Escrito por Paul
Uma vez, em resposta a uma pesquisa enviada de Princeton que perguntava o que ele tinha escrito, Harris respondeu "nada".
Na verdade, nessa ocasião (por volta de 1916-17), ele já tinha escrito diversos artigos para a The Rotarian, tendo começado com o “Rational Rotarianism” em janeiro de 1911, na primeira edição da revista. O artigo de Harris foi uma mensagem especial que ele queria distribuir a todos os rotarianos mas o Rotary não dispunha de um veículo de comunicação oficial. Chesley R. Perry, o primeiro secretário geral do Rotary, sugeriu então a criação de uma publicação que disseminasse notícias e assuntos importantes para os clubes, cujo custo fosse coberto por anunciantes. Desta forma, a National Rotarian, mais tarde conhecida como The Rotarian, foi lançada, com o artigo de Harris na primeira página.
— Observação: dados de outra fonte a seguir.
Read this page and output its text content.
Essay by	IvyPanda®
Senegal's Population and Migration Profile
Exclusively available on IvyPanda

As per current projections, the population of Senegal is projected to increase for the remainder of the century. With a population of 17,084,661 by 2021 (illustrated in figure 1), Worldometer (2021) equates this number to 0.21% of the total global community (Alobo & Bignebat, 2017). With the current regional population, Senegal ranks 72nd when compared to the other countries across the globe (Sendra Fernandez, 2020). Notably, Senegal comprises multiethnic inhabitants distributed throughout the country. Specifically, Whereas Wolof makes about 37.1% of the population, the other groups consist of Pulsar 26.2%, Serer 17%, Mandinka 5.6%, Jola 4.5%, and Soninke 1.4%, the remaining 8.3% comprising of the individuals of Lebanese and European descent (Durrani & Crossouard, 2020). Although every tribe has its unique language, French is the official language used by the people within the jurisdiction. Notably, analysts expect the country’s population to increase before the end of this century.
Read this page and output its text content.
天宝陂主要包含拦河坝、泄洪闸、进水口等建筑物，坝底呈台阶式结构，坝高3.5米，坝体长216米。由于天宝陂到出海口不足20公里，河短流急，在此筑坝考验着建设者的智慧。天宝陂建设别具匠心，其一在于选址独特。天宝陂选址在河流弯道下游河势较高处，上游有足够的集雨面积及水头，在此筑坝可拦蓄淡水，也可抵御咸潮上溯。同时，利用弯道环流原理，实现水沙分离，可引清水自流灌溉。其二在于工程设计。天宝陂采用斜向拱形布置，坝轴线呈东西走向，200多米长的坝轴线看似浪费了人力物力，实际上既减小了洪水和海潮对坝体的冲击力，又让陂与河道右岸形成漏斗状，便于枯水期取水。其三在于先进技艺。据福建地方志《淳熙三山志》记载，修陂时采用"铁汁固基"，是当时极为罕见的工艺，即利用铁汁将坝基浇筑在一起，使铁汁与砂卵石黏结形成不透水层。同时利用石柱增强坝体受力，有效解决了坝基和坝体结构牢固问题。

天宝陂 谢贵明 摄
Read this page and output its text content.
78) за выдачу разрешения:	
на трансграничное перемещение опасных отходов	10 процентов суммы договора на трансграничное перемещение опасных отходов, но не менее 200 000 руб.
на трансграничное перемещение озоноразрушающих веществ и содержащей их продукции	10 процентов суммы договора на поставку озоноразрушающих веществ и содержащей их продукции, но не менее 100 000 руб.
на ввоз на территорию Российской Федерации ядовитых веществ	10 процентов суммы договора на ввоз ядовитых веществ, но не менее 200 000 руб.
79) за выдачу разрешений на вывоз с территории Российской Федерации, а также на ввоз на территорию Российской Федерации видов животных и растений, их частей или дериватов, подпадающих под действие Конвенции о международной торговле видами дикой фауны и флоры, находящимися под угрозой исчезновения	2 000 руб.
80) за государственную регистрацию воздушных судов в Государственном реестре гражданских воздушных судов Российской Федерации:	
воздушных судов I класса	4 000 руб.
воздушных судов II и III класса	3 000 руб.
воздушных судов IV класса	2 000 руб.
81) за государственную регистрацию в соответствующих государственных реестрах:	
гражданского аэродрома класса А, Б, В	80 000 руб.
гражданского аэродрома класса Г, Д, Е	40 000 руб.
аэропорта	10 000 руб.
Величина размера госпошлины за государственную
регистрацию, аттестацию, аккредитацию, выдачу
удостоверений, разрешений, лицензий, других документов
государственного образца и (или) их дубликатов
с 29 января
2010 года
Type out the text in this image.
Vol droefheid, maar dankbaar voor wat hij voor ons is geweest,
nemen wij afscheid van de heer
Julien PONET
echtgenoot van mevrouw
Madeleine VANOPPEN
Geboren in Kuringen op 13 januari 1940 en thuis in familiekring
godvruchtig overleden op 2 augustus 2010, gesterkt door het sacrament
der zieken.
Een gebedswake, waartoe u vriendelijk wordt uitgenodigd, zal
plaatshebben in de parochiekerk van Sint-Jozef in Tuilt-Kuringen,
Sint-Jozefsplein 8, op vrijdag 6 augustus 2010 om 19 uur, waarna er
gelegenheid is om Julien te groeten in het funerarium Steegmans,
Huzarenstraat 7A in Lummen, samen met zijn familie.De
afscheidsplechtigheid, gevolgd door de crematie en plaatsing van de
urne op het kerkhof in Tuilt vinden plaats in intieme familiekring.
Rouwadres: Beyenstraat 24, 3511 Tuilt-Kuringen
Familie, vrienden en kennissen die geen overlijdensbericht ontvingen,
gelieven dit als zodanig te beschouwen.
Na edição de fevereiro de 1915, a The Rotarian incluiu o artigo de Harris “Passing Our Tenth Milestone”, uma homenagem ao décimo aniversário do Rotary em que ele comenta desejar escrever o "livro de boa conduta do rotariano". Ele estava prestes a fazê-lo quando publicou This Rotarian Age (1935), no qual discute o que leva as pessoas a fazer coisas boas e fala sobre Chicago em 1905 e como a cidade estava pronta para o tipo de mudança que o Rotary podia oferecer. Ele também falou sobre os desafios futuros do Rotary e seu potencial para ajudar na busca pela paz mundial.
Em 1935, Paul e Jean viajaram por três meses pelo sudeste da Ásia e a Austrália. Harris queria publicar seu relato desta viagem na forma de um livro para depois lançar uma série de crônicas sobre outras viagens; ele decidiu chamar a série de Peregrinations, sendo que Peregrinations I seria uma série de histórias de viagens que ele fizera à Europa e à África do Sul, Peregrinations II, sua jornada pelo sudeste da Ásia e pela Austrália (1935) e Peregrinations III (1937) sobre sua viagem à América Central e do Sul. Harris, no entanto, nunca chegou a organizar Peregrinations I.
Harris também escreveu o prefácio de livros como Making New Friends de Lillian Dow Davidson (1934) e Rotary: A Business Man's Interpretation de Frank H. Lamb. O livro de Lamb, segundo Harris "é uma história inspiradora sobre a ascensão de um homem, e sobre o desenvolvimento do ideal do servir e o papel que o Rotary desempenhou neste processo".